VICTORIA HISLOP'S FIRST NOVEL, The Island, was a phenomenon: a story of love and leprosy in wartime Crete, it dominated the bestseller lists for eight weeks, caught the fancy of Richard and Judy and sold a million copies in the UK. It is notoriously difficult for a second novel to recapture the success of a storming debut. The Return is Hislop's attempt to show it can be done.
Admirers of The Island will notice striking similarities between that and its successor. Each concerns a young woman, crossed in love and with an enigmatic family background, who goes on holiday to the Mediterranean only to find herself drawn into a complicated back story, the denouement to which is a revelation about her own past.

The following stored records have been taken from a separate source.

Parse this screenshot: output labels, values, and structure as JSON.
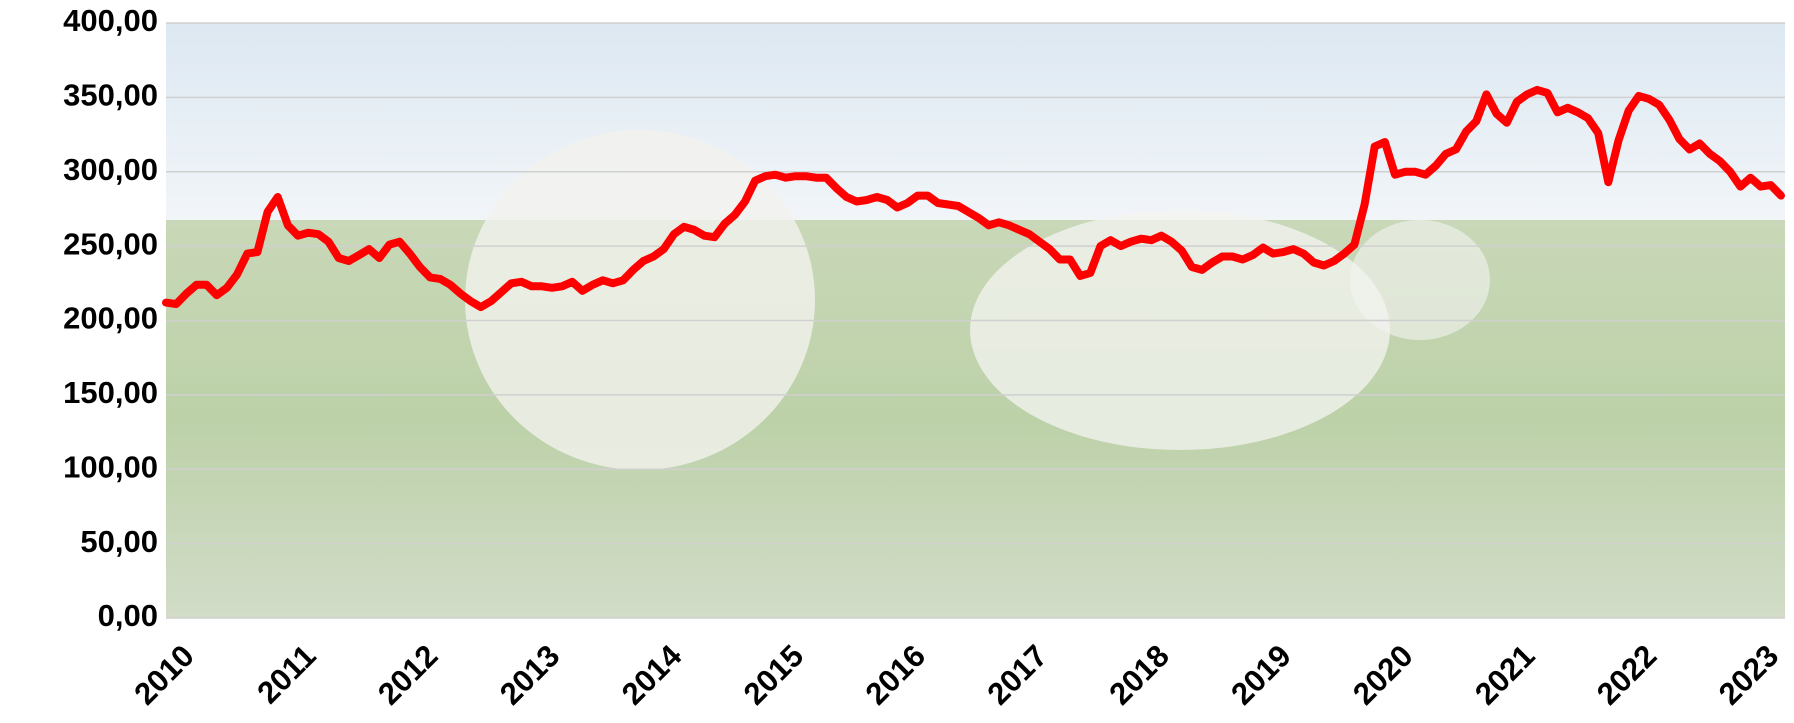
{
  "chart_data": {
    "type": "line",
    "categories": [
      "2010",
      null,
      null,
      null,
      null,
      null,
      null,
      null,
      null,
      null,
      null,
      null,
      "2011",
      null,
      null,
      null,
      null,
      null,
      null,
      null,
      null,
      null,
      null,
      null,
      "2012",
      null,
      null,
      null,
      null,
      null,
      null,
      null,
      null,
      null,
      null,
      null,
      "2013",
      null,
      null,
      null,
      null,
      null,
      null,
      null,
      null,
      null,
      null,
      null,
      "2014",
      null,
      null,
      null,
      null,
      null,
      null,
      null,
      null,
      null,
      null,
      null,
      "2015",
      null,
      null,
      null,
      null,
      null,
      null,
      null,
      null,
      null,
      null,
      null,
      "2016",
      null,
      null,
      null,
      null,
      null,
      null,
      null,
      null,
      null,
      null,
      null,
      "2017",
      null,
      null,
      null,
      null,
      null,
      null,
      null,
      null,
      null,
      null,
      null,
      "2018",
      null,
      null,
      null,
      null,
      null,
      null,
      null,
      null,
      null,
      null,
      null,
      "2019",
      null,
      null,
      null,
      null,
      null,
      null,
      null,
      null,
      null,
      null,
      null,
      "2020",
      null,
      null,
      null,
      null,
      null,
      null,
      null,
      null,
      null,
      null,
      null,
      "2021",
      null,
      null,
      null,
      null,
      null,
      null,
      null,
      null,
      null,
      null,
      null,
      "2022",
      null,
      null,
      null,
      null,
      null,
      null,
      null,
      null,
      null,
      null,
      null,
      "2023",
      null,
      null,
      null
    ],
    "values": [
      212,
      211,
      218,
      224,
      224,
      217,
      222,
      231,
      245,
      246,
      273,
      283,
      264,
      257,
      259,
      258,
      253,
      242,
      240,
      244,
      248,
      242,
      251,
      253,
      245,
      236,
      229,
      228,
      224,
      218,
      213,
      209,
      213,
      219,
      225,
      226,
      223,
      223,
      222,
      223,
      226,
      220,
      224,
      227,
      225,
      227,
      234,
      240,
      243,
      248,
      258,
      263,
      261,
      257,
      256,
      265,
      271,
      280,
      294,
      297,
      298,
      296,
      297,
      297,
      296,
      296,
      289,
      283,
      280,
      281,
      283,
      281,
      276,
      279,
      284,
      284,
      279,
      278,
      277,
      273,
      269,
      264,
      266,
      264,
      261,
      258,
      253,
      248,
      241,
      241,
      230,
      232,
      250,
      254,
      250,
      253,
      255,
      254,
      257,
      253,
      247,
      236,
      234,
      239,
      243,
      243,
      241,
      244,
      249,
      245,
      246,
      248,
      245,
      239,
      237,
      240,
      245,
      251,
      278,
      317,
      320,
      298,
      300,
      300,
      298,
      304,
      312,
      315,
      327,
      334,
      352,
      339,
      333,
      347,
      352,
      355,
      353,
      340,
      343,
      340,
      336,
      326,
      293,
      321,
      341,
      351,
      349,
      345,
      335,
      322,
      315,
      319,
      312,
      307,
      300,
      290,
      296,
      290,
      291,
      284
    ],
    "color": "#ff0000",
    "ylim": [
      0,
      400
    ],
    "yticks": [
      {
        "value": 0,
        "label": "0,00"
      },
      {
        "value": 50,
        "label": "50,00"
      },
      {
        "value": 100,
        "label": "100,00"
      },
      {
        "value": 150,
        "label": "150,00"
      },
      {
        "value": 200,
        "label": "200,00"
      },
      {
        "value": 250,
        "label": "250,00"
      },
      {
        "value": 300,
        "label": "300,00"
      },
      {
        "value": 350,
        "label": "350,00"
      },
      {
        "value": 400,
        "label": "400,00"
      }
    ],
    "grid": true
  }
}
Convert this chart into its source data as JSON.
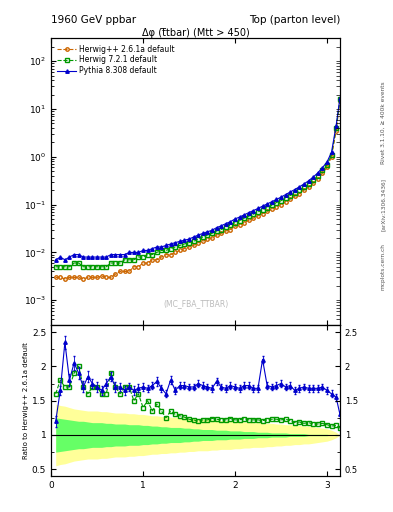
{
  "title_left": "1960 GeV ppbar",
  "title_right": "Top (parton level)",
  "plot_title": "Δφ (t̅tbar) (Mtt > 450)",
  "watermark": "(MC_FBA_TTBAR)",
  "right_label1": "Rivet 3.1.10, ≥ 400k events",
  "right_label2": "[arXiv:1306.3436]",
  "right_label3": "mcplots.cern.ch",
  "ylabel_ratio": "Ratio to Herwig++ 2.6.1a default",
  "xlim": [
    0,
    3.14159
  ],
  "ylim_main": [
    0.0003,
    300.0
  ],
  "ylim_ratio": [
    0.4,
    2.6
  ],
  "xticks": [
    0,
    1,
    2,
    3
  ],
  "legend_labels": [
    "Herwig++ 2.6.1a default",
    "Herwig 7.2.1 default",
    "Pythia 8.308 default"
  ],
  "herwig_pp_color": "#cc6600",
  "herwig7_color": "#009900",
  "pythia_color": "#0000cc",
  "band_green_inner": "#66ff66",
  "band_yellow_outer": "#ffff99",
  "x_data": [
    0.05,
    0.1,
    0.15,
    0.2,
    0.25,
    0.3,
    0.35,
    0.4,
    0.45,
    0.5,
    0.55,
    0.6,
    0.65,
    0.7,
    0.75,
    0.8,
    0.85,
    0.9,
    0.95,
    1.0,
    1.05,
    1.1,
    1.15,
    1.2,
    1.25,
    1.3,
    1.35,
    1.4,
    1.45,
    1.5,
    1.55,
    1.6,
    1.65,
    1.7,
    1.75,
    1.8,
    1.85,
    1.9,
    1.95,
    2.0,
    2.05,
    2.1,
    2.15,
    2.2,
    2.25,
    2.3,
    2.35,
    2.4,
    2.45,
    2.5,
    2.55,
    2.6,
    2.65,
    2.7,
    2.75,
    2.8,
    2.85,
    2.9,
    2.95,
    3.0,
    3.05,
    3.1,
    3.14159
  ],
  "herwig_pp_y": [
    0.003,
    0.003,
    0.0028,
    0.003,
    0.003,
    0.003,
    0.0028,
    0.003,
    0.003,
    0.003,
    0.0032,
    0.003,
    0.003,
    0.0035,
    0.004,
    0.004,
    0.004,
    0.005,
    0.005,
    0.006,
    0.006,
    0.007,
    0.007,
    0.008,
    0.009,
    0.009,
    0.01,
    0.011,
    0.012,
    0.013,
    0.014,
    0.016,
    0.017,
    0.019,
    0.02,
    0.023,
    0.025,
    0.028,
    0.03,
    0.035,
    0.038,
    0.042,
    0.047,
    0.052,
    0.058,
    0.065,
    0.072,
    0.08,
    0.09,
    0.1,
    0.115,
    0.13,
    0.15,
    0.17,
    0.2,
    0.23,
    0.28,
    0.35,
    0.45,
    0.6,
    1.0,
    3.5,
    15.0
  ],
  "herwig7_y": [
    0.005,
    0.005,
    0.005,
    0.005,
    0.006,
    0.006,
    0.005,
    0.005,
    0.005,
    0.005,
    0.005,
    0.005,
    0.006,
    0.006,
    0.006,
    0.007,
    0.007,
    0.007,
    0.008,
    0.008,
    0.009,
    0.009,
    0.01,
    0.011,
    0.011,
    0.012,
    0.013,
    0.014,
    0.015,
    0.016,
    0.017,
    0.019,
    0.021,
    0.023,
    0.025,
    0.028,
    0.03,
    0.034,
    0.037,
    0.042,
    0.046,
    0.052,
    0.057,
    0.063,
    0.07,
    0.078,
    0.087,
    0.097,
    0.11,
    0.12,
    0.14,
    0.155,
    0.175,
    0.2,
    0.23,
    0.27,
    0.32,
    0.4,
    0.52,
    0.68,
    1.1,
    4.0,
    16.0
  ],
  "pythia_y": [
    0.007,
    0.008,
    0.007,
    0.008,
    0.009,
    0.009,
    0.008,
    0.008,
    0.008,
    0.008,
    0.008,
    0.008,
    0.009,
    0.009,
    0.009,
    0.009,
    0.01,
    0.01,
    0.01,
    0.011,
    0.011,
    0.012,
    0.013,
    0.013,
    0.014,
    0.015,
    0.016,
    0.017,
    0.018,
    0.019,
    0.021,
    0.023,
    0.025,
    0.027,
    0.029,
    0.033,
    0.036,
    0.04,
    0.044,
    0.05,
    0.055,
    0.061,
    0.068,
    0.075,
    0.083,
    0.093,
    0.103,
    0.115,
    0.128,
    0.143,
    0.162,
    0.183,
    0.207,
    0.235,
    0.27,
    0.315,
    0.375,
    0.46,
    0.59,
    0.77,
    1.25,
    4.5,
    17.0
  ],
  "ratio_herwig7": [
    1.6,
    1.8,
    1.7,
    1.7,
    1.9,
    2.0,
    1.7,
    1.6,
    1.7,
    1.7,
    1.6,
    1.6,
    1.9,
    1.7,
    1.6,
    1.7,
    1.7,
    1.5,
    1.6,
    1.4,
    1.5,
    1.35,
    1.45,
    1.35,
    1.25,
    1.35,
    1.3,
    1.28,
    1.26,
    1.23,
    1.22,
    1.2,
    1.22,
    1.22,
    1.24,
    1.23,
    1.22,
    1.22,
    1.24,
    1.22,
    1.22,
    1.24,
    1.22,
    1.22,
    1.22,
    1.21,
    1.22,
    1.23,
    1.23,
    1.22,
    1.23,
    1.21,
    1.18,
    1.19,
    1.17,
    1.18,
    1.16,
    1.16,
    1.17,
    1.15,
    1.13,
    1.14,
    1.1
  ],
  "ratio_pythia": [
    1.2,
    1.65,
    2.35,
    1.8,
    2.05,
    1.9,
    1.7,
    1.85,
    1.75,
    1.7,
    1.65,
    1.75,
    1.85,
    1.7,
    1.7,
    1.65,
    1.7,
    1.65,
    1.68,
    1.7,
    1.68,
    1.72,
    1.78,
    1.68,
    1.6,
    1.8,
    1.65,
    1.72,
    1.72,
    1.7,
    1.7,
    1.75,
    1.72,
    1.7,
    1.68,
    1.78,
    1.7,
    1.68,
    1.72,
    1.7,
    1.68,
    1.72,
    1.72,
    1.68,
    1.68,
    2.1,
    1.72,
    1.7,
    1.72,
    1.75,
    1.7,
    1.72,
    1.65,
    1.68,
    1.7,
    1.68,
    1.68,
    1.68,
    1.7,
    1.65,
    1.6,
    1.55,
    1.3
  ],
  "ratio_pythia_err": [
    0.08,
    0.07,
    0.1,
    0.09,
    0.1,
    0.09,
    0.08,
    0.08,
    0.07,
    0.07,
    0.07,
    0.07,
    0.07,
    0.07,
    0.06,
    0.06,
    0.06,
    0.06,
    0.06,
    0.06,
    0.05,
    0.05,
    0.06,
    0.05,
    0.05,
    0.06,
    0.05,
    0.05,
    0.05,
    0.05,
    0.05,
    0.05,
    0.05,
    0.05,
    0.05,
    0.05,
    0.05,
    0.05,
    0.05,
    0.05,
    0.05,
    0.05,
    0.05,
    0.05,
    0.05,
    0.05,
    0.05,
    0.05,
    0.05,
    0.05,
    0.05,
    0.05,
    0.05,
    0.05,
    0.05,
    0.05,
    0.05,
    0.05,
    0.05,
    0.05,
    0.05,
    0.05,
    0.05
  ],
  "band_yellow_lo": [
    0.55,
    0.57,
    0.58,
    0.6,
    0.62,
    0.63,
    0.64,
    0.65,
    0.65,
    0.65,
    0.66,
    0.66,
    0.67,
    0.68,
    0.68,
    0.68,
    0.69,
    0.69,
    0.7,
    0.7,
    0.71,
    0.72,
    0.72,
    0.73,
    0.73,
    0.74,
    0.74,
    0.75,
    0.75,
    0.76,
    0.76,
    0.77,
    0.77,
    0.77,
    0.78,
    0.78,
    0.79,
    0.79,
    0.79,
    0.8,
    0.8,
    0.81,
    0.81,
    0.82,
    0.82,
    0.82,
    0.83,
    0.83,
    0.84,
    0.84,
    0.85,
    0.85,
    0.86,
    0.86,
    0.87,
    0.87,
    0.88,
    0.89,
    0.9,
    0.91,
    0.93,
    0.96,
    1.0
  ],
  "band_yellow_hi": [
    1.45,
    1.43,
    1.42,
    1.4,
    1.38,
    1.37,
    1.36,
    1.35,
    1.35,
    1.35,
    1.34,
    1.34,
    1.33,
    1.32,
    1.32,
    1.32,
    1.31,
    1.31,
    1.3,
    1.3,
    1.29,
    1.28,
    1.28,
    1.27,
    1.27,
    1.26,
    1.26,
    1.25,
    1.25,
    1.24,
    1.24,
    1.23,
    1.23,
    1.23,
    1.22,
    1.22,
    1.21,
    1.21,
    1.21,
    1.2,
    1.2,
    1.19,
    1.19,
    1.18,
    1.18,
    1.18,
    1.17,
    1.17,
    1.16,
    1.16,
    1.15,
    1.15,
    1.14,
    1.14,
    1.13,
    1.13,
    1.12,
    1.11,
    1.1,
    1.09,
    1.07,
    1.04,
    1.0
  ],
  "band_green_lo": [
    0.75,
    0.76,
    0.77,
    0.78,
    0.79,
    0.8,
    0.8,
    0.81,
    0.82,
    0.82,
    0.82,
    0.83,
    0.83,
    0.84,
    0.84,
    0.84,
    0.85,
    0.85,
    0.85,
    0.86,
    0.86,
    0.87,
    0.87,
    0.88,
    0.88,
    0.89,
    0.89,
    0.89,
    0.9,
    0.9,
    0.91,
    0.91,
    0.92,
    0.92,
    0.92,
    0.93,
    0.93,
    0.93,
    0.94,
    0.94,
    0.94,
    0.95,
    0.95,
    0.95,
    0.96,
    0.96,
    0.96,
    0.97,
    0.97,
    0.97,
    0.97,
    0.98,
    0.98,
    0.98,
    0.98,
    0.99,
    0.99,
    0.99,
    0.99,
    0.99,
    1.0,
    1.0,
    1.0
  ],
  "band_green_hi": [
    1.25,
    1.24,
    1.23,
    1.22,
    1.21,
    1.2,
    1.2,
    1.19,
    1.18,
    1.18,
    1.18,
    1.17,
    1.17,
    1.16,
    1.16,
    1.16,
    1.15,
    1.15,
    1.15,
    1.14,
    1.14,
    1.13,
    1.13,
    1.12,
    1.12,
    1.11,
    1.11,
    1.11,
    1.1,
    1.1,
    1.09,
    1.09,
    1.08,
    1.08,
    1.08,
    1.07,
    1.07,
    1.07,
    1.06,
    1.06,
    1.06,
    1.05,
    1.05,
    1.05,
    1.04,
    1.04,
    1.04,
    1.03,
    1.03,
    1.03,
    1.03,
    1.02,
    1.02,
    1.02,
    1.02,
    1.01,
    1.01,
    1.01,
    1.01,
    1.01,
    1.0,
    1.0,
    1.0
  ]
}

The young woman on this occasion is Sonia Cameron, daughter of kindly, nondescript Jack Haynes and his wife, Mary, who died of multiple sclerosis when Sonia was 16, a decade before Sonia's marriage to her much older banker husband, James, with whom she now resides in Wandsworth, in genteel domestic alienation. James has recently taken to the bottle, in a posh sort of way: among the causes of his discontent are Sonia's failure to produce a son, her newly-acquired interest in salsa dancing, and the fact that she proposes to pursue her hobby on a jaunt to Spain with her rackety old schoolfriend, Maggie."